Professor VK Ramachandran delivering a lecture in Chennai on Monday. Photo. | Photo credit: R. Ragu
Rumors of the death of the peasantry as a social group are much exaggeration; It still exists and plays an important role in production as a whole, said VK Ramachandran, vice-chairman of the Kerala State Planning Commission at a conference titled ‘Rural Wages and Workers in Contemporary India’ organized as part of the MS Swaminathan Centenary Lecture Series , here at the MS Swaminathan Research Foundation in Chennai, on Monday.
Delivering a lecture on class in the Indian countryside and on the two main components of India, the rural working class of India – the peasants and the wage labourers, Professor Ramachandran said that the peasantry as a social group was enormously religious and It was a category that spans many different types of social formations: under slavery, feudalism and capitalism. “So, as social formations changed, so did the character of the peasantry,” he said.

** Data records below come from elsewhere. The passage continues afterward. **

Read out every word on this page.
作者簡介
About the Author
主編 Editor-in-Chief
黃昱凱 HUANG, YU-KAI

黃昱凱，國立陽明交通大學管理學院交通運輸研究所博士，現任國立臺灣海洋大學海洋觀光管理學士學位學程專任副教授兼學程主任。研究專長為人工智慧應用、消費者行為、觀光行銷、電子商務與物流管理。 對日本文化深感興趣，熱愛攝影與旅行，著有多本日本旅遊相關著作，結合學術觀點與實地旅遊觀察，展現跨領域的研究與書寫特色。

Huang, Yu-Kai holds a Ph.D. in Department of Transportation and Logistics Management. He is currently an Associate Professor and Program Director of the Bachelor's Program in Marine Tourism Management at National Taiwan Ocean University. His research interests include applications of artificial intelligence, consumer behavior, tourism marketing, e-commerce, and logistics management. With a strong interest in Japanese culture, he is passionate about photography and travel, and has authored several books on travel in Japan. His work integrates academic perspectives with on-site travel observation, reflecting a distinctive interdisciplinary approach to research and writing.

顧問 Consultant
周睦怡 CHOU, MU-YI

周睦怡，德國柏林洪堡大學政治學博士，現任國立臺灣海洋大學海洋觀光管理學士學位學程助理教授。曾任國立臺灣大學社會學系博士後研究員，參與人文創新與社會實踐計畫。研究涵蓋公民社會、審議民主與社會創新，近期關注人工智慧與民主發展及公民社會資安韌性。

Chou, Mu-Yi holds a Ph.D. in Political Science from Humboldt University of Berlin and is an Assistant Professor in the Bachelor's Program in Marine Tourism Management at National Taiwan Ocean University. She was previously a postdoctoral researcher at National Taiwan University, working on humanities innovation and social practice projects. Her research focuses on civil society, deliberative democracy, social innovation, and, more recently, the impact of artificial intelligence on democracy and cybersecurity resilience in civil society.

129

Professor Ramachandran referred to a series of surveys taken from the early part of the century by the Agrarian Studies Foundation and particularly referred to the 2018 resurgences, two villages in the village in the Bijnor districts in the west of the village dominated by Dalits Derlits Derlits Derlits Derlited by Dalits. , two villages in Bihar, in West Champaran and Samastipur in Bihar, and two villages in the Lower Cauvery Delta.
It further said that the number of women agricultural workers increased from 101 million in 2011-12 to 153 million in 2023-24. “The number of male workers during the same period increased from 233 to 258 million. In total, there were 411 million rural workers in India. So we asked the question: Who are they? ” said.
He said that while the net income of the farm household of a small producer, even in places where farm income was growing such as in sugar cane villages, was less than 40% of the farm family income, while in the villages of Tamil Nadu, it was even less.
However, the picture completely changed when the gross value of agricultural production, including animal husbandry, was considered, he said.
“It was 50-60%… suddenly it went up. It would vary in different villages and different types of agriculture in India. But the participation in the gross value of production of this section of the population (small producers) remains very high. It was high in villages and low towns in the lower Cauvery. So, after much searching for the data, we actually came to the conclusion that the rumors of the death of the peasantry as a social group are greatly exaggerated. It still exists and plays an important role in overall production,” he said.
Professor Ramachandran added that the peasantry could not be considered as a homogeneous mass and that the hallmark of peasantry in India is its differentiation into different classes.
Professor Ramachandran argued that there were two main tendencies that inform the different forms that the agricultural proletariat takes from the peasantry. “One is the loss of land and landless wage workers, and the other thing about proletarianism is that more and more people from each class of peasantry work as agricultural workers, but they also work in non-agricultural tasks.”